Séquestrée par ses frères et sœurs

Le 10 mars 1879 Marie Jeanne et Jean Antoine Aldebert de Graissac en nord Aveyron sont condamnés à un an de prison chacun pour avoir séquestré leur sœur Marie.

Deux mois dans un cachot

Du 6 avril au 28 juin 1878, Marie Aldebert a été enfermée par son frère et sa sœur dans un cachot de 2m sur 1 au milieu d’une écurie occupée d’un côté par des cochons se vautrant dans un fumier immonde et de l’autre des vaches et des brebis, le tout parfumé d’émanations putrides et dans l’obscurité (puisque la lucarne a été bouchée avec de la paille).

La cage est entièrement fermée du sol au plafond avec de vieilles planches , de piquets et d’échelles de char. Quelques interstices entre les planches solidement cloutées qui la compose permettent cependant le passage d’un bras pour donner de la nourriture.

A l’intérieur a été posé un grabat avec un peu de paille et à l’extérieur une chaine de fer retient la porte.

Interdite de communication…

Marie Aldebert, enfermée dans sa cage, hurle. Les voisins alertés viennent voir mais ils sont menacés par le frère et la sœur et vont très vite arrêter de se mêler à cette affaire.

D’ailleurs, c’est facile à comprendre : Marie est atteinte d’aliénation mentale et pour sa sécurité et celle des autres elle ne doit parler à personne. Pourquoi est-elle enfermée ici ? C’est par ordre de la justice !

L’écurie n’est séparée que de quelques mètres de la maison d’habitation et la visite de celle-ci par le juge d’instruction indiquera qu’un galetas aurait pu être installé près des 3 autres lits.
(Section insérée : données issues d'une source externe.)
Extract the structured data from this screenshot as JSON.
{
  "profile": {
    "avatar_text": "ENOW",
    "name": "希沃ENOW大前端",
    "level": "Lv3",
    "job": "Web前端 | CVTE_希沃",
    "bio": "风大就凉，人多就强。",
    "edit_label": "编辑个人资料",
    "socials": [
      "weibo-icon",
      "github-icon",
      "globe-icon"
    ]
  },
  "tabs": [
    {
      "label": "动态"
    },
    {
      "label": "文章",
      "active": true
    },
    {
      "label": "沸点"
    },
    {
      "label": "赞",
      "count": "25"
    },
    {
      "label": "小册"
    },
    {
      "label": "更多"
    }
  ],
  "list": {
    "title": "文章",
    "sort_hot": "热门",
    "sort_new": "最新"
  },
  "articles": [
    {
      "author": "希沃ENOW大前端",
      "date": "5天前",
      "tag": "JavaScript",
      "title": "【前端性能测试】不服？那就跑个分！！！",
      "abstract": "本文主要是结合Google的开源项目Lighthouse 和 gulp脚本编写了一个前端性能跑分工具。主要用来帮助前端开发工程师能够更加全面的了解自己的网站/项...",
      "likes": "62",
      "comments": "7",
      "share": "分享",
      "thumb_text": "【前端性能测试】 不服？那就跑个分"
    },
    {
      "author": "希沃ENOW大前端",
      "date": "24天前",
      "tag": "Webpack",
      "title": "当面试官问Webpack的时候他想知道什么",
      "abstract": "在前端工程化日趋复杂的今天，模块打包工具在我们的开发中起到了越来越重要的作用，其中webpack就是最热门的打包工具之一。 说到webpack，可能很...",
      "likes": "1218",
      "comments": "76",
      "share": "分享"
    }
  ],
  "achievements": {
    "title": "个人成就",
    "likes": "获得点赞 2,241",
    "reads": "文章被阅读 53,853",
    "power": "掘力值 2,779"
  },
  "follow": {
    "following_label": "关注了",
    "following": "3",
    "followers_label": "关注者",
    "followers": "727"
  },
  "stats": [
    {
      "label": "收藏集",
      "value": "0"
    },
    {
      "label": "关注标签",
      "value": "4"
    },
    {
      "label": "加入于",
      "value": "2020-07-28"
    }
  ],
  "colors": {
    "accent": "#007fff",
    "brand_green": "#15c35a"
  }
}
Quelques personnes viennent dans la basse-cour et Marie les interpellent pour leur demander de l’aider à sortir. Mais la famille veille et la sœur répond même “ qu’avec le vent du midi elle est encore plus folle ” et en profite pour menacer la voisine.

… et de sortie

Marie ne peut pas parler, elle ne pas non plus sortir si ce n’est 4 ou 5 fois en deux mois. Certains témoigneront cependant avoir mangé avec elle à la table familiale, comme Augustin Lagriffoul, père d’Henri, 13 ans, berger embauché par la famille Aldebert qui affirme avoir partagé un aligot avec elle .

Pierre Antoine, le frère ainé, indique qu’un jour où il était venu voir sa mère, sa sœur Marie était partie courir dans les prés…

La liberté

Le 28 juin 1878, Marie parvient à se hisser le long de la cage et à faire tomber une planche. Elle passe sa tête à travers le trou puis son corps avant de se laisser tomber par terre la tête la première. Ayant quitté ses vêtements pour l’opération, elle se retrouve dénudée, meurtrie et allongée dans le fumier.

Elle quitte la ferme familiale mais n’a plus de logement, de provisions et d’argent. Elle est obligée de demander la charité mais ne souhaite pas porter plainte contre sa famille.

Comment en est-on arrivé là ?

Marie Aldebert est née en 1831 à la Borie commune de Graissac dans l’Aveyron. Elle a deux frères et une sœur :

  • Pierre Jean, né en 1829, marié deux enfants,
  • Jean Antoine né en 1836, célibataire
  • Marie Jeanne née en 1833, célibataire.

En 1845, le père, Régis Aldebert, meurt à l’âge de 45 ans.

Marie accouche comme fille mère en 1853 chez son frère ainé d’un enfant, Marie Polonie, qui décède 20 jours plus tard.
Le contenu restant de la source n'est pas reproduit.